3.7. The evolutionary hierarchy of subregions in default mode networks

Next, we examined the cross-species similarity of the DMN, which in humans is located at the apex of the principle cognitive hierarchy (Margulies et al., 2016). Similar to the frontoparietal network, the DMN exhibited overall differences in the FCHI among its subsystems (Andrews-Hanna et al., 2014, 2010; Braga and Buckner, 2017). In particular, the medial temporal system had the highest FCHI, the core DMN the lowest, and dorsal medial system intermediate (Fig. 4B).
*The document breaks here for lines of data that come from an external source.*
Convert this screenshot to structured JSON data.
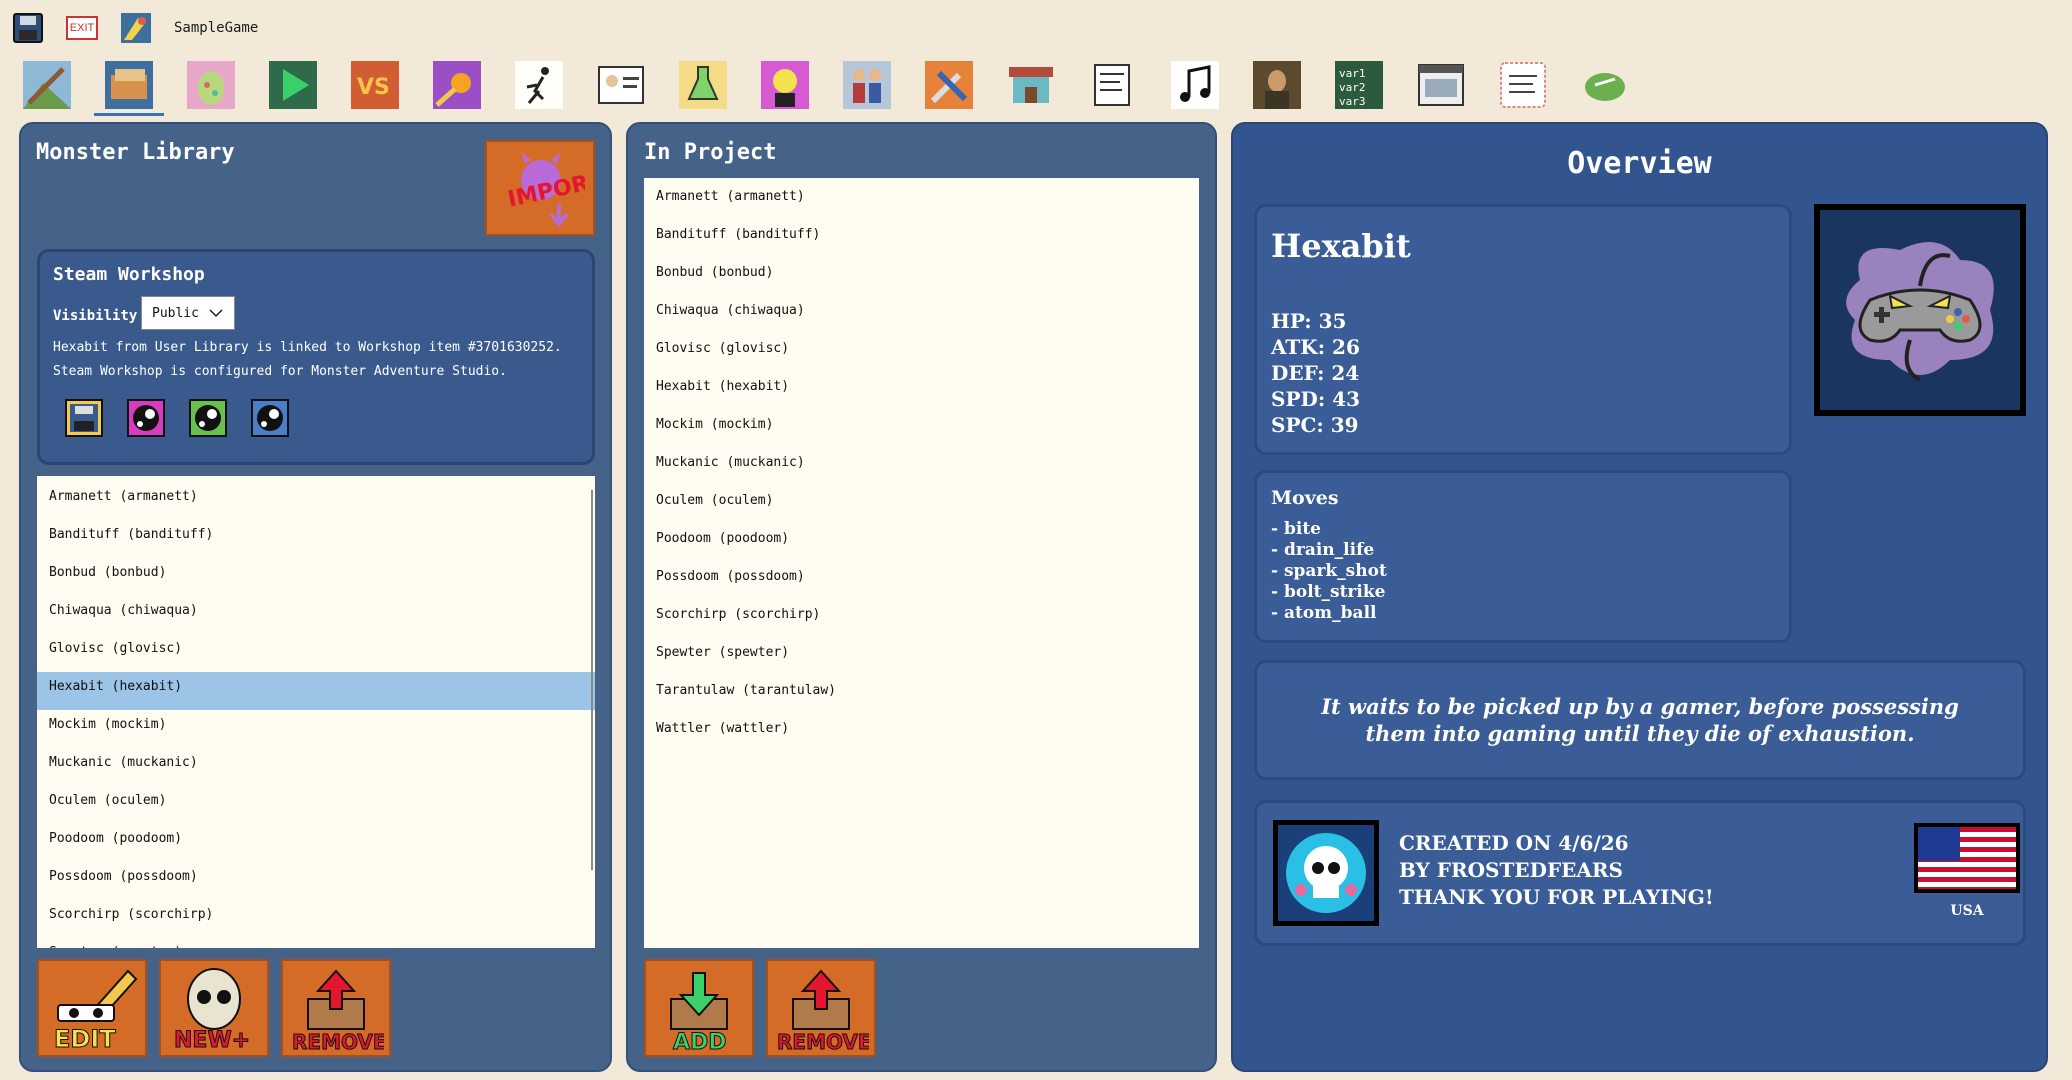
{
  "app": {
    "project_name": "SampleGame"
  },
  "topbar": {
    "save_icon": "floppy-disk-icon",
    "exit_label": "EXIT",
    "project_icon": "game-project-icon"
  },
  "toolbar": {
    "tools": [
      "map-editor-icon",
      "monster-library-icon",
      "egg-icon",
      "play-icon",
      "versus-icon",
      "fire-move-icon",
      "runner-icon",
      "id-card-icon",
      "potion-icon",
      "character-icon",
      "npc-icon",
      "tools-icon",
      "shop-icon",
      "script-icon",
      "music-icon",
      "painting-icon",
      "variables-icon",
      "window-icon",
      "dialog-icon",
      "export-icon"
    ],
    "active_index": 1
  },
  "library": {
    "title": "Monster Library",
    "import_label": "IMPORT",
    "workshop": {
      "title": "Steam Workshop",
      "visibility_label": "Visibility",
      "visibility_value": "Public",
      "line1": "Hexabit from User Library is linked to Workshop item #3701630252.",
      "line2": "Steam Workshop is configured for Monster Adventure Studio."
    },
    "items": [
      "Armanett (armanett)",
      "Bandituff (bandituff)",
      "Bonbud (bonbud)",
      "Chiwaqua (chiwaqua)",
      "Glovisc (glovisc)",
      "Hexabit (hexabit)",
      "Mockim (mockim)",
      "Muckanic (muckanic)",
      "Oculem (oculem)",
      "Poodoom (poodoom)",
      "Possdoom (possdoom)",
      "Scorchirp (scorchirp)",
      "Spewter (spewter)"
    ],
    "selected_index": 5,
    "edit_label": "EDIT",
    "new_label": "NEW+",
    "remove_label": "REMOVE"
  },
  "project": {
    "title": "In Project",
    "items": [
      "Armanett (armanett)",
      "Bandituff (bandituff)",
      "Bonbud (bonbud)",
      "Chiwaqua (chiwaqua)",
      "Glovisc (glovisc)",
      "Hexabit (hexabit)",
      "Mockim (mockim)",
      "Muckanic (muckanic)",
      "Oculem (oculem)",
      "Poodoom (poodoom)",
      "Possdoom (possdoom)",
      "Scorchirp (scorchirp)",
      "Spewter (spewter)",
      "Tarantulaw (tarantulaw)",
      "Wattler (wattler)"
    ],
    "add_label": "ADD",
    "remove_label": "REMOVE"
  },
  "overview": {
    "title": "Overview",
    "name": "Hexabit",
    "stats": {
      "hp": "HP: 35",
      "atk": "ATK: 26",
      "def": "DEF: 24",
      "spd": "SPD: 43",
      "spc": "SPC: 39"
    },
    "moves_title": "Moves",
    "moves": [
      "- bite",
      "- drain_life",
      "- spark_shot",
      "- bolt_strike",
      "- atom_ball"
    ],
    "description": "It waits to be picked up by a gamer, before possessing them into gaming until they die of exhaustion.",
    "credit": {
      "line1": "CREATED ON 4/6/26",
      "line2": "BY FROSTEDFEARS",
      "line3": "THANK YOU FOR PLAYING!",
      "country": "USA"
    }
  }
}
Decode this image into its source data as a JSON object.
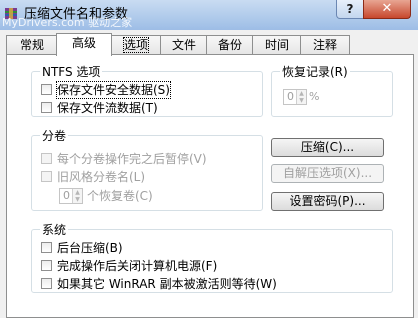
{
  "window": {
    "title": "压缩文件名和参数",
    "watermark": "MyDrivers.com 驱动之家",
    "help_label": "?",
    "close_label": "✕"
  },
  "tabs": [
    "常规",
    "高级",
    "选项",
    "文件",
    "备份",
    "时间",
    "注释"
  ],
  "ntfs": {
    "legend": "NTFS 选项",
    "items": [
      {
        "label": "保存文件安全数据(S)",
        "checked": false
      },
      {
        "label": "保存文件流数据(T)",
        "checked": false
      }
    ]
  },
  "recovery": {
    "legend": "恢复记录(R)",
    "value": "0",
    "unit": "%"
  },
  "volumes": {
    "legend": "分卷",
    "items": [
      {
        "label": "每个分卷操作完之后暂停(V)",
        "checked": false
      },
      {
        "label": "旧风格分卷名(L)",
        "checked": false
      }
    ],
    "recovery_volumes_value": "0",
    "recovery_volumes_label": "个恢复卷(C)"
  },
  "buttons": {
    "compression": "压缩(C)...",
    "sfx_options": "自解压选项(X)...",
    "set_password": "设置密码(P)..."
  },
  "system": {
    "legend": "系统",
    "items": [
      {
        "label": "后台压缩(B)",
        "checked": false
      },
      {
        "label": "完成操作后关闭计算机电源(F)",
        "checked": false
      },
      {
        "label": "如果其它 WinRAR 副本被激活则等待(W)",
        "checked": false
      }
    ]
  }
}
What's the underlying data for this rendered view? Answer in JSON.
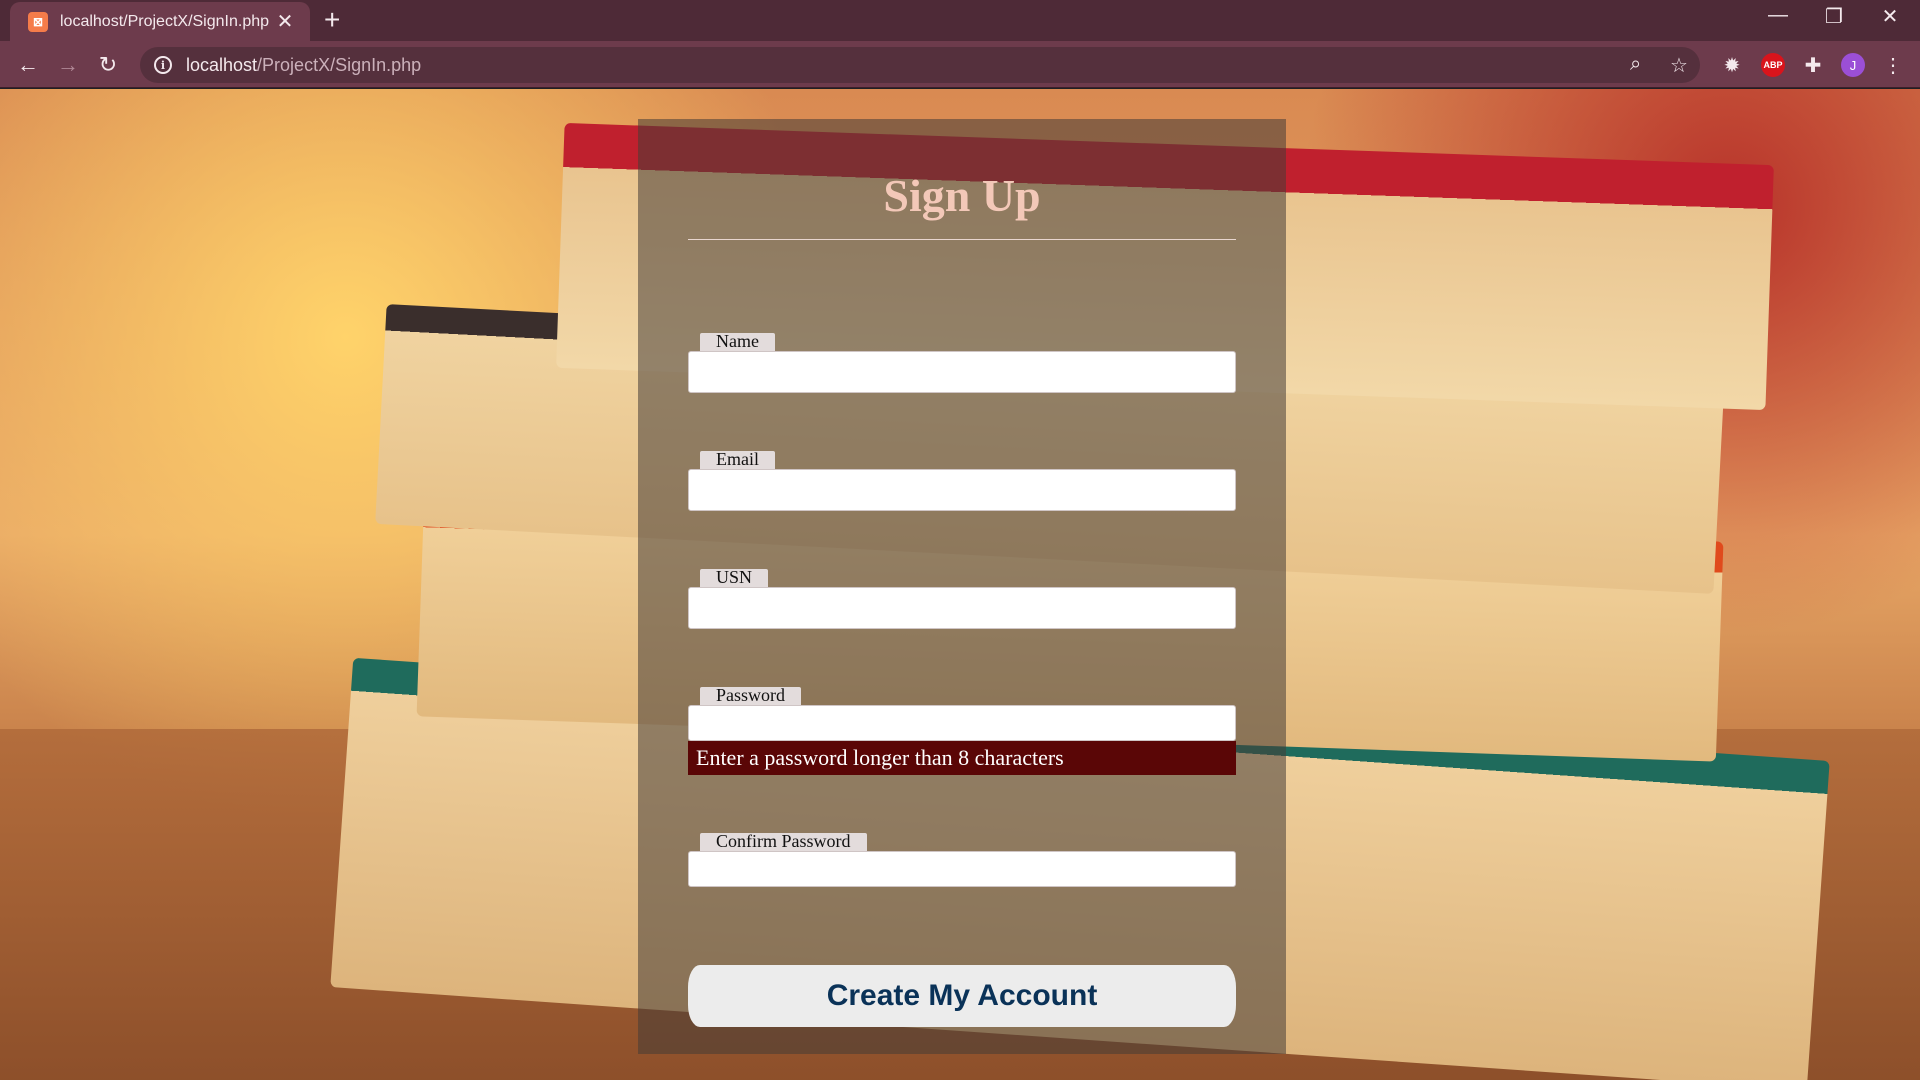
{
  "browser": {
    "tab_title": "localhost/ProjectX/SignIn.php",
    "favicon_letter": "⊠",
    "url_host": "localhost",
    "url_path": "/ProjectX/SignIn.php",
    "ext_abp": "ABP",
    "avatar_letter": "J"
  },
  "form": {
    "title": "Sign Up",
    "fields": [
      {
        "label": "Name",
        "value": ""
      },
      {
        "label": "Email",
        "value": ""
      },
      {
        "label": "USN",
        "value": ""
      },
      {
        "label": "Password",
        "value": ""
      },
      {
        "label": "Confirm Password",
        "value": ""
      }
    ],
    "password_hint": "Enter a password longer than 8 characters",
    "submit_label": "Create My Account"
  }
}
Across the systems, the angular gyrus (PG), posterior medial cortex (PMC) and the lateral temporal cortex (LTC) had the lowest FCHI scores (Fig. 4B).

In humans it has been recently established that regions within the DMN, primarily within the core DMN subregions, contain information regarding patterns of functional connectivity across the cortex as a whole (Kernbach et al., 2018). To understand whether cross species similarity in functional organization reflects this fine-grained distinction, we tested for associations between the FCHI and regions that reflect a high level of ‘importance’ within the DMN as identified by this prior analysis from the UK Biobank. We found that mean FCHI was negatively correlated with importance rank (Fig. 4C, Spearman r=−0.648, p<0.001), suggesting that the most important DMN subregions in the human had the least functional homology between species. Specifically, medial temporal system components, which were previously identified as having relatively low importance, were found to have high FCHI, while dorsal medial system components, which were identified as being of high importance, had low FCHI. Consistent with prior work suggesting divisions within the core subsystem with respect to high versus low importance, we found that vMPFC and DLPFC exhibited a higher FCHI, while temporal parietal junction (TPJ) and PMC had a lower FCHI (Patel et al., 2019). Together this analysis suggests that regions where the FCHI tends to be relatively lower, correspond to locations which in humans tend to be regions that are most important for reflecting global patterns of functional connectivity within the DMN (Kernbach et al., 2018).

While a number of recent studies have identified a “default-like ” transmodal network in nonhuman populations (e.g., macaque, marmoset, rodents), the extent to which this putative network functions in a manner akin to the human DMN remains an open question (Buckner and Margulies, 2019; Ghahremani et al., 2017; Hutchison and Everling, 2012; Mantini et al., 2011; Mantini and Vanduffel, 2013; Stafford et al., 2014). Here, we examined the similarity of functional organization of DMN subregions across species. This was accomplished by comparing gradient profiles in the common joint-embedding space using cosine similarity. Fig. 5A and B illustrates macaque-human similarities among DMN subregions that exceed our sparsity threshold (i.e., top 10% of pairwise human-macaque similarity over the entire cortex). Four DMN subregions in macaque (i.e., hippocampus [HC], vmPFC, dmPFC and vlPFC) were found to have functional organizations similar to those in humans. For each of the macaque DMN subregions, we identified its functional similarity with each vertex on the human cortex based on the degree of correspondence observed in their functional organization (i.e. gradient profile) (Fig. 5C). The macaque-to-human similarity maps seeded in hippocampus, vmPFC, dmPFC and vlPFC exhibited highly similar spatial patterns as human DMN. In contrast, the FCHI indicated low cross-species similarity in the macaque PMC (PCC), angular gyrus (i.e. PG), and retrosplenial cortex (RSC).

Fig. 5.

Fig. 5.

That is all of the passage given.